User Behavior Analytics (UBA) are cybersecurity tools that analyze user behavior on networks and on other computer systems. UBA focuses on the who, what, when and where of user activity: what apps were launched, network activity, who accessed what files, etc.
User and entity behavior analytics (UEBA) can identify malicious behavior performed by devices, applications, networks, etc. in addition to humans. UEBA tools can also detect more complex attacks across multiple users, sources, IT devices and IP addresses.
UEBA capabilities are typically broken down into 3 categories:
- Data Analytics uses data on the “normal” behavior of users and entities to build a profile of how they normally act. In other words, it establishes a baseline of standard behavior. Statistical models can then be applied in order to detect unusual behavior and alert system administrators.
- Data Integration means that UEBA systems are able to compare data from various sources – such as logs, packet capture data, and other datasets – with existing security systems.
- Data Presentation is the process through which UEBA systems communicate their findings. This is typically accomplished via an alert system. In addition, most UEBA come equipped with dashboards to allow for real-time monitoring.
Both UEBA and UBA tools automate security threat detection and validation processes, enabling cybersecurity analysts to focus on more high value pursuits. They can also be used to proactively identify security weaknesses and loopholes, reducing the attack surface.
UAB & UEAB Data Sources
As security information and event management (SIEM) solutions are typically more focused on log and event data, these tools are highly complementary to UEBA. In fact, UEBA tools often use data supplied by SIEMs. SIEM forwards applicable log events to the UEBA for user profiling, while the UEBA tool generates alerts that can be sent into the SIEM tool for enhancement of the events from other sources, in turn presenting the alert to a security analyst for triage.
Other tools that can serve as data sources for UEBA are data warehouses, data lakes, advanced threat management, HR platforms and customer relationship management (CRM) systems.
UAB & UEAB Shortcomings
Though UBA and UEAB enables the swift identification of malicious activity and helps minimize the damage, it doesn’t usually keep them out. In addition, though UBA/UEAB can be an effective tool for identifying certain types of insider threats, according to a 2018 study, it does fall short when it comes to:
- dealing with privileged users, developers, and knowledgeable insiders as creating a baseline for user behavior is quite difficult for these groups.
- long-term sophisticated “low and slow” attacks where day-to-day behavior only incrementally changes
The Future of UAB & UEAB
As cyber attacks increase in both frequency and complexity, the market for UEAB/UAB tools is expected to expand over the next few years. According to Market Data Forecast, UEBA market is predicted to grow from $890.7 million in 2019 to $1.178 billion by 2025, at a “startling” CAGR of 47.1%.

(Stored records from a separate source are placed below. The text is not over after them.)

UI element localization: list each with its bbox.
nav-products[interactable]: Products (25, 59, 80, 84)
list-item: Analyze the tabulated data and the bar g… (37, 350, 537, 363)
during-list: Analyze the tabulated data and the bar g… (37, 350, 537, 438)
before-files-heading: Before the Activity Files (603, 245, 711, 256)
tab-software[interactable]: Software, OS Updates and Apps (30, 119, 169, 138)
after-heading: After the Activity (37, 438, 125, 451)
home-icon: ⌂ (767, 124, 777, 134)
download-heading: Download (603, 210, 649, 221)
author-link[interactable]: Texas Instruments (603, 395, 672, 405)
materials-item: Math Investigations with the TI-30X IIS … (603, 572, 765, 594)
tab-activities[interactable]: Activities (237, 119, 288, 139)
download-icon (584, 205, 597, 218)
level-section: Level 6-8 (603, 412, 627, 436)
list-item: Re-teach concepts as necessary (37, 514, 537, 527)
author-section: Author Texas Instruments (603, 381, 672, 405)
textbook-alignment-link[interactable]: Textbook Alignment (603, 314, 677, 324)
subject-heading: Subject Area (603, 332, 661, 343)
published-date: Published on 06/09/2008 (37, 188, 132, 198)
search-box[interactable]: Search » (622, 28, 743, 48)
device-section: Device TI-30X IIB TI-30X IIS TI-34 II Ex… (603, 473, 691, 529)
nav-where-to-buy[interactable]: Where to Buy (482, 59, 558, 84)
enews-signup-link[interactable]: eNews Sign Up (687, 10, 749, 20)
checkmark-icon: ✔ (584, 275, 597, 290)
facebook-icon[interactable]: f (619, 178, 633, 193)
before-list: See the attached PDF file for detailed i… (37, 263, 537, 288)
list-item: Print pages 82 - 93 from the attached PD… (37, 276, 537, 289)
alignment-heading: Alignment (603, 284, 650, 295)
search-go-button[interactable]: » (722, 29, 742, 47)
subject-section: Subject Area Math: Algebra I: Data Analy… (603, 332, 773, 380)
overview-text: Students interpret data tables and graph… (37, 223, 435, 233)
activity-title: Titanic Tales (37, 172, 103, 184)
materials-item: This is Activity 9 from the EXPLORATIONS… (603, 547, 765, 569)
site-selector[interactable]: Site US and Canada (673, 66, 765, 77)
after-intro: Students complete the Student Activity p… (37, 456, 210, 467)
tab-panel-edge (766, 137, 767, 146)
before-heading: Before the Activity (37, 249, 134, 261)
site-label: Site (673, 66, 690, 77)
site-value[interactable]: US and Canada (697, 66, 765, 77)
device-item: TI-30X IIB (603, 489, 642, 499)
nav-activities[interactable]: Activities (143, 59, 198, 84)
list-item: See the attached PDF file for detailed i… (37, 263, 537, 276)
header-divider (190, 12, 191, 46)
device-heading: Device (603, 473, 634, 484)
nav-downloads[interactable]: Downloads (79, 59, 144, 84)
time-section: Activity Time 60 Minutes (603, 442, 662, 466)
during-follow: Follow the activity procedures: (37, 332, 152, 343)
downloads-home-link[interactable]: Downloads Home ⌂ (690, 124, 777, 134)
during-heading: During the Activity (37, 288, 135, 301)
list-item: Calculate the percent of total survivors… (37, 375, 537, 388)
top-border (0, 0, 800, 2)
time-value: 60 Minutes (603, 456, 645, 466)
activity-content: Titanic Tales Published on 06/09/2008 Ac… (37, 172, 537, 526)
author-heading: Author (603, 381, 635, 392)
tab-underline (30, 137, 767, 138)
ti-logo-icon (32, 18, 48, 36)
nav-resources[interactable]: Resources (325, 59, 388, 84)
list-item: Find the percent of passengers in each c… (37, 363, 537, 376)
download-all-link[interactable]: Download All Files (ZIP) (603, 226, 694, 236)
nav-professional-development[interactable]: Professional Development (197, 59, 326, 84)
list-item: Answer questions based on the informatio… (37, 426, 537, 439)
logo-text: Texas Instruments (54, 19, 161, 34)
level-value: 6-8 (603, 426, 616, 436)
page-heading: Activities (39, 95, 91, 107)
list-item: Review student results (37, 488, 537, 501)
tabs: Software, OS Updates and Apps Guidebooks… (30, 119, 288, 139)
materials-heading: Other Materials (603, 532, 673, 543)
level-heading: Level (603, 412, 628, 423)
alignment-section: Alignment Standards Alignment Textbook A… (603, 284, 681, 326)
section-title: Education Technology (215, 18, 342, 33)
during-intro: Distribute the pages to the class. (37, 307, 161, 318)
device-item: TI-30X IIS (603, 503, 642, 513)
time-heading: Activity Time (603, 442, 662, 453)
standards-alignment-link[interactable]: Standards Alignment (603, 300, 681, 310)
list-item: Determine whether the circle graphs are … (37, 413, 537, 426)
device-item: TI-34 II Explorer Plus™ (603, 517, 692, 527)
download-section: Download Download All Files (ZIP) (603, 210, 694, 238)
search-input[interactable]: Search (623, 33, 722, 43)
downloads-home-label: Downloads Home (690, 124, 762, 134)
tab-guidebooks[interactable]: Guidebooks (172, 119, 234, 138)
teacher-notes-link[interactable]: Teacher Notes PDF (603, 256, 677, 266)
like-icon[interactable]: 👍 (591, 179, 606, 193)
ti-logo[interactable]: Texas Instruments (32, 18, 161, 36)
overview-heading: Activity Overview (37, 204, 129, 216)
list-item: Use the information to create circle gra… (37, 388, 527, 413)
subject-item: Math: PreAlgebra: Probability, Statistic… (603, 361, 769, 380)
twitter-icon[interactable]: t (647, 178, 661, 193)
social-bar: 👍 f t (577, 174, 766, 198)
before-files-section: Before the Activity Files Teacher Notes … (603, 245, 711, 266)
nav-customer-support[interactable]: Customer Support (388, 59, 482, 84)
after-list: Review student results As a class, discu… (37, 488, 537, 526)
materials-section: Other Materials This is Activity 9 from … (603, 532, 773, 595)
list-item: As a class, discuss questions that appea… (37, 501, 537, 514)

Others predict that UEAB and IT infrastructure will become more directly integrated. For example, firewalls, databases and other applications could be configured to automatically receive and respond to UEAB alerts. For example, a firewall, upon being notified of a threat, would create new traffic rules immediately and shut down invasive connections without human intervention. In fact, any application associated with that user (i.e. email, databases, CRM, etc.) would automatically eliminate access immediately.
UBA data also has the potential to be used to analyze more than just cybersecurity. In the future, it’s possible some organizations will try to mine UBA data to try to understand and optimize worker performance.
Examples of User and Entity Behavior Analytics (UEBA) Tools
LinkShadow was built with the vision of enhancing organizations’ defenses against advanced cyber-attacks, zero-day malware and ransomware, while simultaneously gaining rapid insight into the effectiveness of their existing security investments. LinkShadow uses UEBA techniques to analyze behavior of employee devices inside the organization, as well as, users connected to the organization’s network from the outside. Any unusual behavior coming from endpoints is identified and then recorded.
Exabeam Entity Analytics improves detection and investigation of advanced device-based threats through the use of behavior analytics, leveraging machine learning and behavioral modeling to identify anomalous, high-risk activity indicative of complex threats.
The UEBA capability in Azure Sentinel eliminates the drudgery from your analysts’ workloads and the uncertainty from their efforts, and delivers high-fidelity, actionable intelligence, so they can focus on investigation and remediation.
Splunk User Behavior Analytics (UBA) uses behavior modeling, peer-group analysis, and machine learning to uncover hidden threats in your environment. Splunk UBA automatically detects anomalous behavior from users, devices, and applications, combining those patterns into specific, actionable threats.
Fortinet’s User and Entity Behavior Analytics (UEBA)
Fortinet’s User and Entity Behavior Analytics (UEBA) technology protects organizations from insider threats by continuously monitoring users and endpoints with automated detection and response capabilities. Leveraging machine learning and advanced analytics, FortiInsight automatically identifies non-compliant, suspicious, or anomalous behavior and rapidly alerts any compromised user accounts. This proactive approach to threat detection delivers an additional layer of protection and visibility, whether users are on or off the corporate network.